The national team's purchase of new houses can, on the one hand, immediately reduce inventory and revitalize the cash flow of real estate companies. On the other hand, it can also be transformed into affordable housing, reducing the pressure of affordable housing construction, killing two birds with one stone.

So, since the effect is so good, why not implement it earlier? The problem arises, where does the money come from? According to calculations by Tianfeng Securities, it is estimated that about 7 trillion yuan is needed to bring the real estate inventory back to a reasonable level, which is not a small amount. You should know that last year's national fiscal revenue was only 21.6 trillion yuan.

The issue of funding is just one aspect, and the issue of returns is another. China's rental yield is far lower than the international average, and the rental return rate in big cities is only 1-2%. Therefore, the national team's storage will not cover all cities, nor will it rush in all at once.

Even with a new weapon, the initial dosage still needs to be restrained. After all, any market rescue cannot be cost-free, otherwise, the finance will become a bottomless pit.So, those who were overly pessimistic before can ease some of their expectations. But those who are overly optimistic at the moment, there is no need for that either.

A era has passed, and another era has come. Throughout history, all reforms and changes have started with bloodshed and ended with bloodshed.

But one thing we need to understand is that this time's magnificent combination of punches is not to break bones, but to stabilize the real estate market, achieve a soft landing, and ultimately stabilize the economic foundation.

What ordinary people can do is to see the trend of the times, act in accordance with the trend, and never think that they can stand aside and watch the excitement. They must know that in the face of the torrent of the times, most of the insignificant are not given the choice to bet, but can only gamble that the big ship we are all riding can sail out of the storm area.

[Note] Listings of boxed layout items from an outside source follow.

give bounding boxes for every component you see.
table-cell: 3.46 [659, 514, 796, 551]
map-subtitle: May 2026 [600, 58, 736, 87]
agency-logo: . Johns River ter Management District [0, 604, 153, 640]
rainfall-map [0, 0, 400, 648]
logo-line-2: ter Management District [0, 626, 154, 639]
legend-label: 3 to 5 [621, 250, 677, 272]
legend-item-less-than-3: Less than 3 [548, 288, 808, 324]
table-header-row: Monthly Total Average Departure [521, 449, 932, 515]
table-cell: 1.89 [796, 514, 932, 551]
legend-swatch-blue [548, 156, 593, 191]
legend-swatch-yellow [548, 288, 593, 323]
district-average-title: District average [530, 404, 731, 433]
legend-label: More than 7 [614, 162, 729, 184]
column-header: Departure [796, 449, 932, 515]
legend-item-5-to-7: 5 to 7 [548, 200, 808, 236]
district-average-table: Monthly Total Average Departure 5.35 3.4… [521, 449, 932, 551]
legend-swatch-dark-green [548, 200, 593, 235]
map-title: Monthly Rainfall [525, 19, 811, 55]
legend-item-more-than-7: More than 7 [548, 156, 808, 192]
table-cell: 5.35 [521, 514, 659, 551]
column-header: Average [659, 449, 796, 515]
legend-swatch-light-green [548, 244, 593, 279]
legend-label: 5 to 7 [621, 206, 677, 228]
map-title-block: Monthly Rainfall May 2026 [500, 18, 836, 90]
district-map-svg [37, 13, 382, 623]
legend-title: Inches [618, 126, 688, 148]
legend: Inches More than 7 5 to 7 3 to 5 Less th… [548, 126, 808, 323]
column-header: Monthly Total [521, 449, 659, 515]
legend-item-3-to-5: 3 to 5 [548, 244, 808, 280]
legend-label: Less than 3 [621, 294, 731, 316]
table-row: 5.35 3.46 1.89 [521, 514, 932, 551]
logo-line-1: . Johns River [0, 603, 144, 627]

However, the current real estate policies at least reflect two signals: the central government's goal of stabilizing the real estate market is very clear, and the country's determination to promote the recovery of the real estate industry and the economy is very firm.

But as the saying goes, "If you don't eradicate the root, the grass will grow again with the spring breeze." Although the first task this time is to avoid a hard landing, in the long run, it is necessary to promote from the perspectives of reducing housing prices, land prices, real estate financing interest rates, rents, and taxes, while improving people's employment and reducing the operating costs of enterprises, in order to repair the industry and market dynamics, repair the internal demand dynamics, and truly save the industrial economy.

Either don't save, or make a big effort to create a miracle. I hope that while the current policy is raising market confidence, the follow-up policies can also keep up in a timely manner, and be sure to quickly and accurately grasp the best window period, and no longer let confidence be eroded!